Redazione Klyra · Pubblicato il 5 agosto 2026 · 6 min di lettura
Il piano di pulizia è la parte del sistema HACCP che più spesso resta teorica: esiste sul manuale, non nelle registrazioni. Renderlo verificabile richiede quattro informazioni per ogni voce.
Le quattro informazioni obbligatorie
- Cosa: area o attrezzatura identificata in modo univoco
- Quando: frequenza reale, sostenibile dal turno
- Chi: ruolo responsabile, non una persona sola
- Come: prodotto, diluizione e tempo di contatto
Frequenze realistiche
Un piano che prevede più attività di quante il turno possa fare produce registrazioni false. Meglio frequenze sostenibili e rispettate che frequenze ambiziose e ignorate.
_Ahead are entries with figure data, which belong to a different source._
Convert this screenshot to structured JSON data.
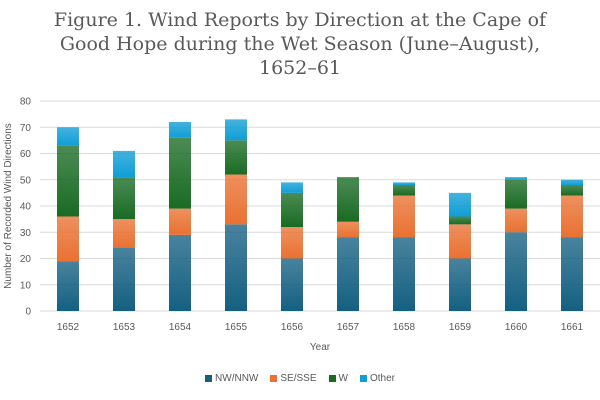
{
  "chart_data": {
    "type": "bar",
    "stacked": true,
    "title": "Figure 1. Wind Reports by Direction at the Cape of Good Hope during the Wet Season (June–August), 1652–61",
    "title_lines": [
      "Figure 1. Wind Reports by Direction at the Cape of",
      "Good Hope during the Wet Season (June–August),",
      "1652–61"
    ],
    "xlabel": "Year",
    "ylabel": "Number of Recorded Wind Directions",
    "ylim": [
      0,
      80
    ],
    "yticks": [
      0,
      10,
      20,
      30,
      40,
      50,
      60,
      70,
      80
    ],
    "grid": true,
    "legend_position": "bottom",
    "categories": [
      "1652",
      "1653",
      "1654",
      "1655",
      "1656",
      "1657",
      "1658",
      "1659",
      "1660",
      "1661"
    ],
    "series": [
      {
        "name": "NW/NNW",
        "color": "#156082",
        "values": [
          19,
          24,
          29,
          33,
          20,
          28,
          28,
          20,
          30,
          28
        ]
      },
      {
        "name": "SE/SSE",
        "color": "#E97132",
        "values": [
          17,
          11,
          10,
          19,
          12,
          6,
          16,
          13,
          9,
          16
        ]
      },
      {
        "name": "W",
        "color": "#196B24",
        "values": [
          27,
          16,
          27,
          13,
          13,
          17,
          4,
          3,
          11,
          4
        ]
      },
      {
        "name": "Other",
        "color": "#0F9ED5",
        "values": [
          7,
          10,
          6,
          8,
          4,
          0,
          1,
          9,
          1,
          2
        ]
      }
    ]
  }
}
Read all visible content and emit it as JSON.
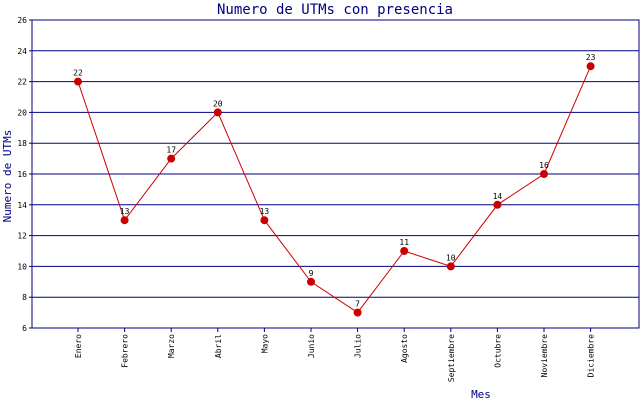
{
  "chart_data": {
    "type": "line",
    "title": "Numero de UTMs con presencia",
    "xlabel": "Mes",
    "ylabel": "Numero de UTMs",
    "categories": [
      "Enero",
      "Febrero",
      "Marzo",
      "Abril",
      "Mayo",
      "Junio",
      "Julio",
      "Agosto",
      "Septiembre",
      "Octubre",
      "Noviembre",
      "Diciembre"
    ],
    "series": [
      {
        "values": [
          22,
          13,
          17,
          20,
          13,
          9,
          7,
          11,
          10,
          14,
          16,
          23
        ]
      }
    ],
    "ylim": [
      6,
      26
    ],
    "yticks": [
      6,
      8,
      10,
      12,
      14,
      16,
      18,
      20,
      22,
      24,
      26
    ],
    "grid": true,
    "colors": {
      "line": "#cc0000",
      "marker": "#cc0000",
      "grid": "#000080",
      "title": "#000080"
    }
  }
}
Pulizie periodiche: il punto debole
Cappe, scarichi, retro attrezzature e magazzino hanno frequenze settimanali o mensili e per questo vengono dimenticate. Vanno gestite come task programmati con scadenza, non come buone intenzioni.
FAQ
Serve registrare ogni singola pulizia quotidiana?
Le attività ordinarie possono essere raggruppate per area e turno; le attività critiche e periodiche devono essere registrate singolarmente con esito.